Mercedes Benz F400 Carving

Habe heute diesen Bericht gefunden:

F 400 Carving
Tief greifende Radhaus-Reform

Daimler-Chrysler experimentiert mit dem Versuchsträger F 400 Carving an Fahrwerks- und Reifentechnologien der Zukunft


Wenn es die Absicht wäre, dass ein Fahrzeug schon beim bloßen Anschauen Freude bereitet, dann hätte der F 400 Carving von Daimler-Chrysler sein Ziel voll erreicht. Bei einer Vollbremsung stellt er alle vier Räder nach außen und wirkt wie ein störrischer Cockerspanielwelpe, der sich gegen die Leine seines Herrchens stemmt! Wer bei diesem Anblick nicht wenigstens schmunzelt, der muss ein rechter Griesgram sein.

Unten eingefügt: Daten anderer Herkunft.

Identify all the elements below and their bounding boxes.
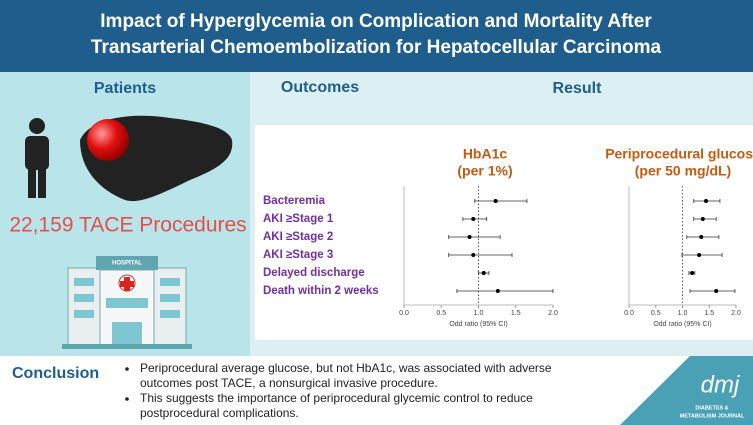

Aber die Ingenieure haben dieses Fahrwerk mit aktiver Sturzverstellung nicht konstruiert, um ihre Mitmenschen zu belustigen, sondern um eine denkbare Technik der Zukunft zu modellieren: Der Bremsweg aus Tempo 100 beispielsweise verkürzt sich damit um glatt fünf Meter. Das ist längst nicht der einzige Vorteil dieses Versuchsfahrzeugs, an dessen eigenwilliger Gestalt sich die Nachwuchsdesigner mal so richtig austoben durften. Im vergangen Jahr mehrfach ausgestellt, wurde der völlig offene Zweisitzer jetzt in fahrbarem Zustand präsentiert.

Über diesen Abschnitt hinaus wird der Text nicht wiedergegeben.